Ireland to vote on abortion bill today: Savita death

Dublin: Months after the outrage over death of Indian dentist Savita Halappanavar, Ireland is all set to vote on abortion bill on Thursday.

The vote which was earlier scheduled for Wednesday night, will now be held today after Irish lawmakers demanded prolonged debate over 195 amendments of the bill which is called “Protection of Life During Pregnancy Bill”. 


The bill would legalise abortion in cases where a mother’s life is at risk.

A 31-year old Savita Halappanavar, hailing from India’s Karnataka, succumbed to pregnancy complications as she couldn’t undergo abortion in Ireland.

Savita’s death triggered massive protest in India, Ireland and England and hence paved the way for abortion law reforms in Ireland.

Ireland’s constitution does not allow doctors to abort a foetus whose heart is still beating, but for the first time in the majorly Catholic country’s history, Ireland will today cast a vote on abortion bill.

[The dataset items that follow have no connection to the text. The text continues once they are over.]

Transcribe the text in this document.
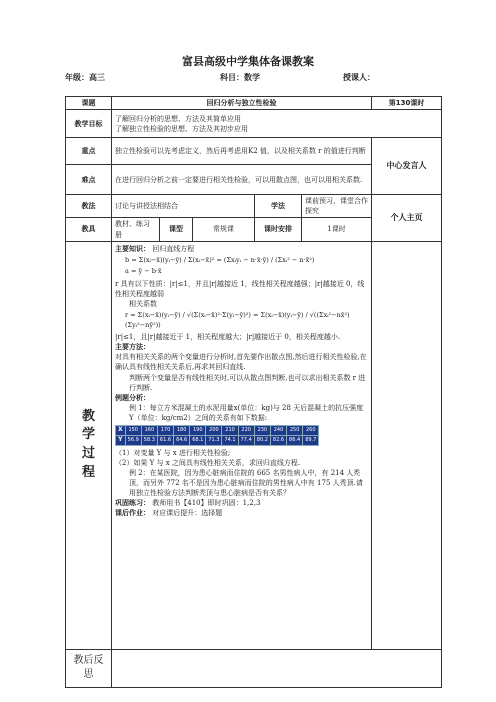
富县高级中学集体备课教案
年级：高三	科目：数学	授课人：
课题	回归分析与独立性检验	第130课时
教学目标	
了解回归分析的思想、方法及其简单应用
了解独立性检验的思想、方法及其初步应用

重点	独立性检验可以先考虑定义，然后再考虑用K2 值，以及相关系数 r 的值进行判断	中心发言人
难点	在进行回归分析之前一定要进行相关性检验，可以用散点图，也可以用相关系数.
教法	讨论与讲授法相结合	学法	课前预习、课堂合作探究	个人主页
教具	教材、练习册	课型	常规课	课时安排	1课时

教
学
过
程

主要知识： 回归直线方程
b = Σ(xᵢ−x̄)(yᵢ−ȳ) / Σ(xᵢ−x̄)² = (Σxᵢyᵢ − n·x̄·ȳ) / (Σxᵢ² − n·x̄²)
a = ȳ − b·x̄
r 具有以下性质：|r|≤1，并且|r|越接近 1，线性相关程度越强；|r|越接近 0，线性相关程度越弱
相关系数
r = Σ(xᵢ−x̄)(yᵢ−ȳ) / √(Σ(xᵢ−x̄)²·Σ(yᵢ−ȳ)²) = Σ(xᵢ−x̄)(yᵢ−ȳ) / √((Σxᵢ²−nx̄²)(Σyᵢ²−nȳ²))
|r|≤1，且|r|越接近于 1，相关程度越大；|r|越接近于 0，相关程度越小.
主要方法：
对具有相关关系的两个变量进行分析时,首先要作出散点图,然后进行相关性检验,在确认具有线性相关关系后,再求其回归直线.
判断两个变量是否有线性相关时,可以从散点图判断,也可以求出相关系数 r 进行判断.
例题分析：
例 1：每立方米混凝土的水泥用量x(单位：kg)与 28 天后混凝土的抗压强度 Y（单位：kg/cm2）之间的关系有如下数据:
X	150	160	170	180	190	200	210	220	230	240	250	260
Y	56.9	58.3	61.6	64.6	68.1	71.3	74.1	77.4	80.2	82.6	86.4	89.7
（1）对变量 Y 与 x 进行相关性检验;
（2）如果 Y 与 x 之间具有线性相关关系，求回归直线方程.
例 2：在某医院，因为患心脏病而住院的 665 名男性病人中，有 214 人秃顶，而另外 772 名不是因为患心脏病而住院的男性病人中有 175 人秃顶.请用独立性检验方法判断秃顶与患心脏病是否有关系？
巩固练习： 教师用书【410】即时巩固：1,2,3
课后作业： 对应课后提升：选择题

教后反思	
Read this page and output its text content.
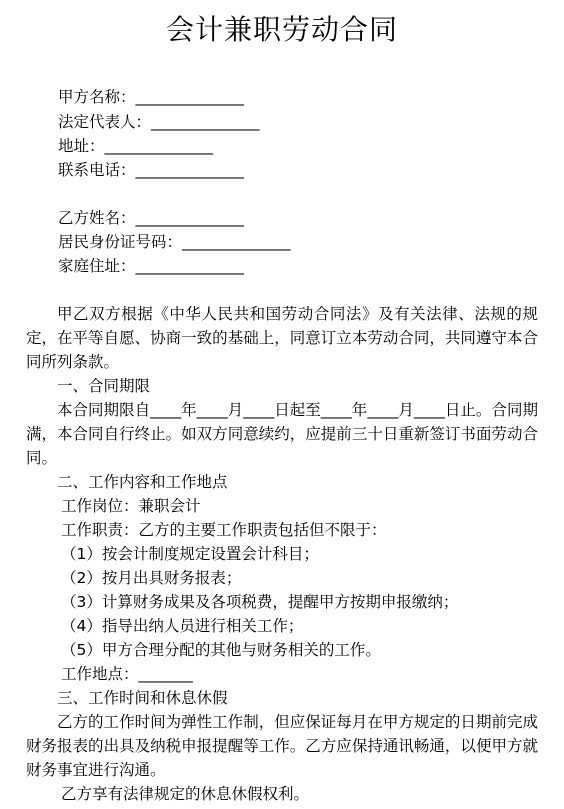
会计兼职劳动合同
甲方名称：______________
法定代表人：______________
地址：______________
联系电话：______________
乙方姓名：______________
居民身份证号码：______________
家庭住址：______________
甲乙双方根据《中华人民共和国劳动合同法》及有关法律、法规的规定，在平等自愿、协商一致的基础上，同意订立本劳动合同，共同遵守本合同所列条款。
一、合同期限
本合同期限自____年____月____日起至____年____月____日止。合同期满，本合同自行终止。如双方同意续约，应提前三十日重新签订书面劳动合同。
二、工作内容和工作地点
工作岗位：兼职会计
工作职责：乙方的主要工作职责包括但不限于：
（1）按会计制度规定设置会计科目；
（2）按月出具财务报表；
（3）计算财务成果及各项税费，提醒甲方按期申报缴纳；
（4）指导出纳人员进行相关工作；
（5）甲方合理分配的其他与财务相关的工作。
工作地点：_______
三、工作时间和休息休假
乙方的工作时间为弹性工作制，但应保证每月在甲方规定的日期前完成财务报表的出具及纳税申报提醒等工作。乙方应保持通讯畅通，以便甲方就财务事宜进行沟通。
乙方享有法律规定的休息休假权利。
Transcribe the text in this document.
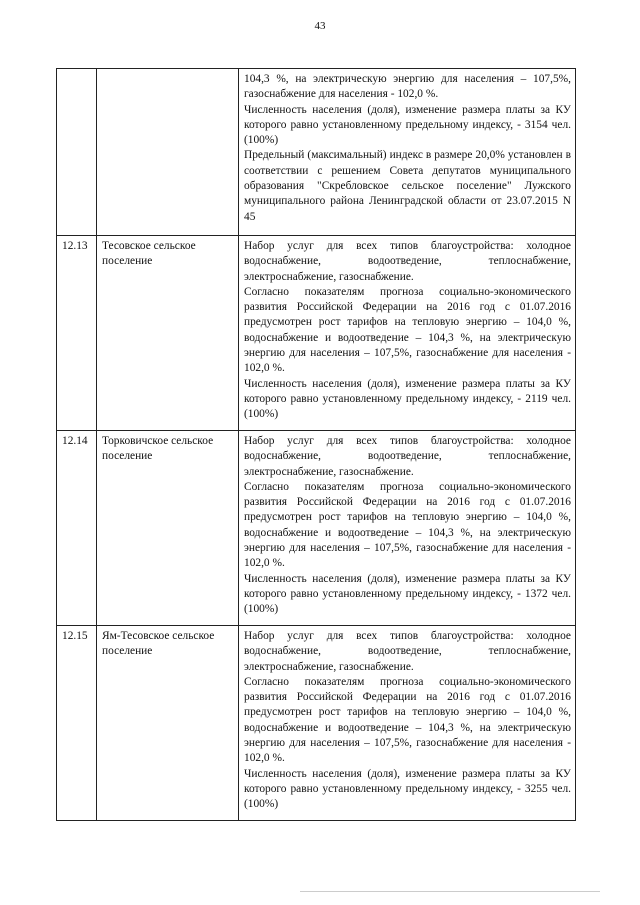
43

		104,3 %, на электрическую энергию для населения – 107,5%, газоснабжение для населения - 102,0 %.

Численность населения (доля), изменение размера платы за КУ которого равно установленному предельному индексу, - 3154 чел. (100%)

Предельный (максимальный) индекс в размере 20,0% установлен в соответствии с решением Совета депутатов муниципального образования "Скребловское сельское поселение" Лужского муниципального района Ленинградской области от 23.07.2015 N 45

12.13	Тесовское сельское поселение	Набор услуг для всех типов благоустройства: холодное водоснабжение, водоотведение, теплоснабжение, электроснабжение, газоснабжение.

Согласно показателям прогноза социально-экономического развития Российской Федерации на 2016 год с 01.07.2016 предусмотрен рост тарифов на тепловую энергию – 104,0 %, водоснабжение и водоотведение – 104,3 %, на электрическую энергию для населения – 107,5%, газоснабжение для населения - 102,0 %.

Численность населения (доля), изменение размера платы за КУ которого равно установленному предельному индексу, - 2119 чел. (100%)

12.14	Торковичское сельское поселение	Набор услуг для всех типов благоустройства: холодное водоснабжение, водоотведение, теплоснабжение, электроснабжение, газоснабжение.

Согласно показателям прогноза социально-экономического развития Российской Федерации на 2016 год с 01.07.2016 предусмотрен рост тарифов на тепловую энергию – 104,0 %, водоснабжение и водоотведение – 104,3 %, на электрическую энергию для населения – 107,5%, газоснабжение для населения - 102,0 %.

Численность населения (доля), изменение размера платы за КУ которого равно установленному предельному индексу, - 1372 чел. (100%)

12.15	Ям-Тесовское сельское поселение	Набор услуг для всех типов благоустройства: холодное водоснабжение, водоотведение, теплоснабжение, электроснабжение, газоснабжение.

Согласно показателям прогноза социально-экономического развития Российской Федерации на 2016 год с 01.07.2016 предусмотрен рост тарифов на тепловую энергию – 104,0 %, водоснабжение и водоотведение – 104,3 %, на электрическую энергию для населения – 107,5%, газоснабжение для населения - 102,0 %.

Численность населения (доля), изменение размера платы за КУ которого равно установленному предельному индексу, - 3255 чел. (100%)
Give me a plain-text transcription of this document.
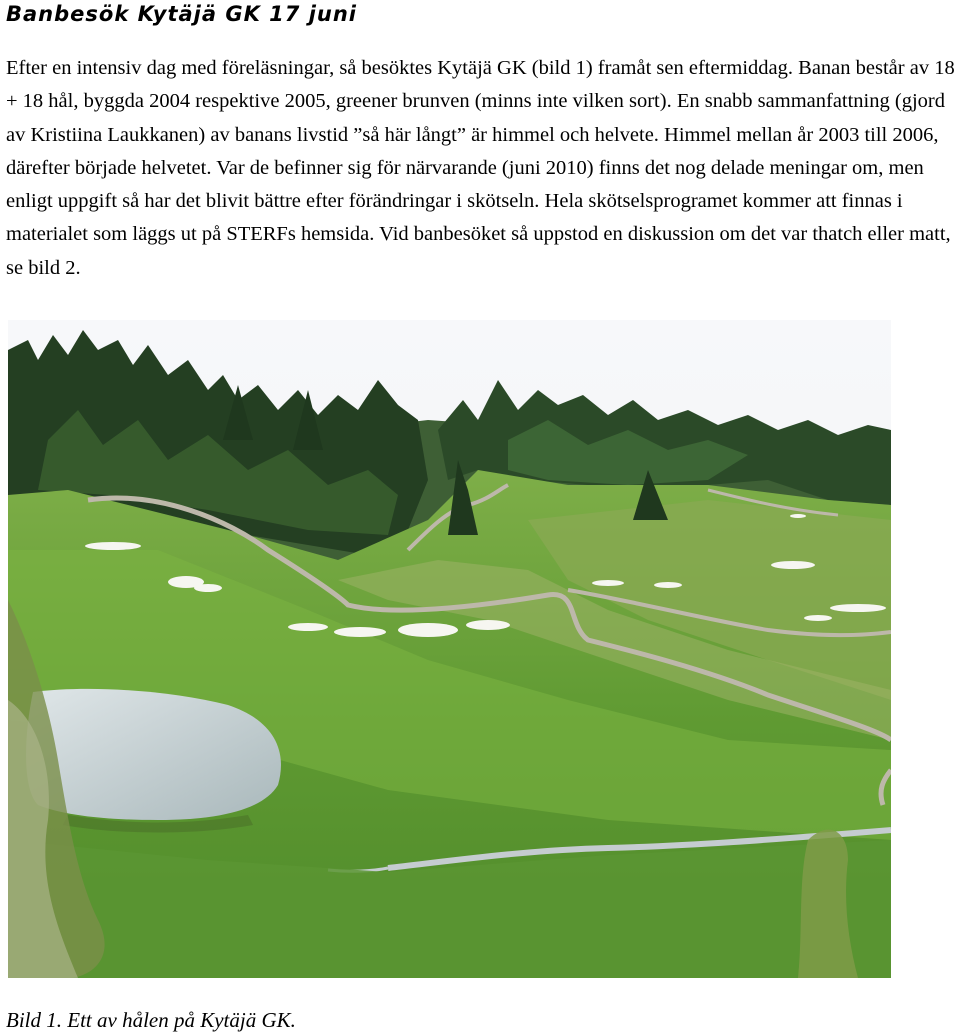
Banbesök Kytäjä GK 17 juni

Efter en intensiv dag med föreläsningar, så besöktes Kytäjä GK (bild 1) framåt sen eftermiddag. Banan består av 18 + 18 hål, byggda 2004 respektive 2005, greener brunven (minns inte vilken sort). En snabb sammanfattning (gjord av Kristiina Laukkanen) av banans livstid ”så här långt” är himmel och helvete. Himmel mellan år 2003 till 2006, därefter började helvetet. Var de befinner sig för närvarande (juni 2010) finns det nog delade meningar om, men enligt uppgift så har det blivit bättre efter förändringar i skötseln. Hela skötselsprogramet kommer att finnas i materialet som läggs ut på STERFs hemsida. Vid banbesöket så uppstod en diskussion om det var thatch eller matt, se bild 2.

Bild 1. Ett av hålen på Kytäjä GK.
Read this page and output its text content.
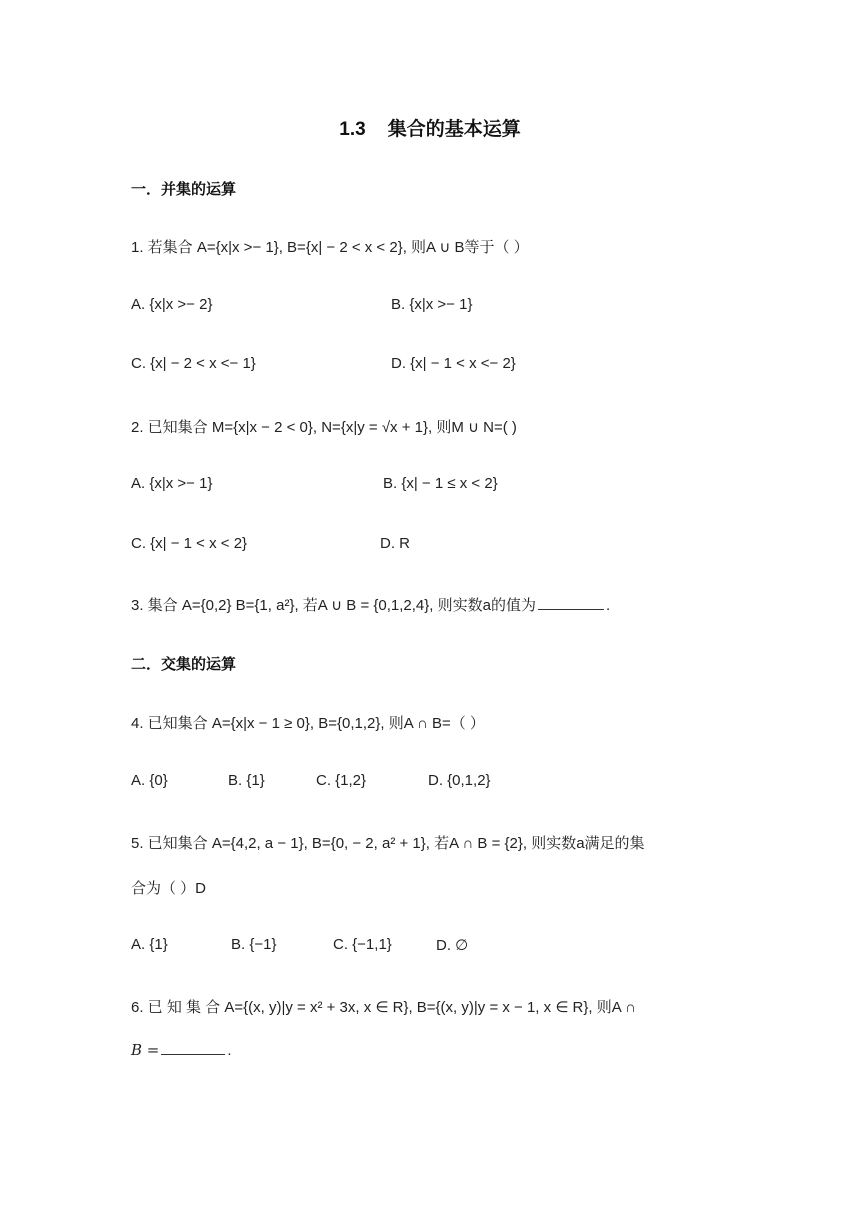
1.3 集合的基本运算
一．并集的运算
1. 若集合 A={x|x >− 1}, B={x| − 2 < x < 2}, 则A ∪ B等于（ ）
A. {x|x >− 2}	B. {x|x >− 1}
C. {x| − 2 < x <− 1}	D. {x| − 1 < x <− 2}
2. 已知集合 M={x|x − 2 < 0}, N={x|y = √x + 1}, 则M ∪ N=( )
A. {x|x >− 1}	B. {x| − 1 ≤ x < 2}
C. {x| − 1 < x < 2}	D. R
3. 集合 A={0,2} B={1, a²}, 若A ∪ B = {0,1,2,4}, 则实数a的值为	.
二．交集的运算
4. 已知集合 A={x|x − 1 ≥ 0}, B={0,1,2}, 则A ∩ B=（ ）
A. {0}	B. {1}	C. {1,2}	D. {0,1,2}
5. 已知集合 A={4,2, a − 1}, B={0, − 2, a² + 1}, 若A ∩ B = {2}, 则实数a满足的集
合为（ ）D
A. {1}	B. {−1}	C. {−1,1}	D. ∅
6. 已 知 集 合 A={(x, y)|y = x² + 3x, x ∈ R}, B={(x, y)|y = x − 1, x ∈ R}, 则A ∩
B =	.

Prime Minister Enda Kenny acceded to lawmakers' demands for an extended round-the-clock debate of the bill, which would authorize abortions for medical emergencies.

Outside more than 100 anti-abortion protesters, who had spent the night reciting prayers with rosary beads beside the entrance to the Parliament building, vowed to spend a second night kneeling on the spot in hopes of inspiring lawmakers to rebel against Kenny. "Keep abortion illegal, babies can LIVE without it," their placards read.

But Kenny enjoys the largest parliamentary majority in Irish history, so the bill's passage appeared certain. The bill already received overwhelming backing in an initial vote last week.

While Ireland officially outlaws abortion in all circumstances, its laws on the matter have been muddled since 1992, when the Supreme Court ruled that abortion should be legal in cases where doctors deem a woman's life at risk from continued pregnancy, including, most controversially, from her own threats to commit suicide if denied one.

Six previous governments refused to back the judgment, citing the suicide grounds as open to abuse by abortion-seekers. But Ireland faced renewed pressure to pass legislation on medical-emergency abortions after the European Court of Human Rights ruled in 2011 that Ireland's inaction meant that pregnant women in medical crises faced potentially dangerous delays in receiving terminations in neighboring England, where abortion was legalized in 1967.

Still, Kenny's government didn't draft its abortion bill until after the legal limbo was widely blamed for killing a woman in an Irish hospital last year. In that case, a woman 17 weeks pregnant with her first child was diagnosed with a miscarriage, but doctors refused her pleas for an abortion and said they couldn't act until the fetal heartbeat stopped. The delay contributed to her contraction of fatal blood poisoning.

The bill proposes that one doctor's opinion is sufficient for a woman in an immediate emergency to receive an abortion; a woman facing life-threatening complications would need two doctors' support for an abortion; and a suicidal woman would need her threats to be verified as credible by three doctors, including two psychiatrists, for an abortion to be permitted.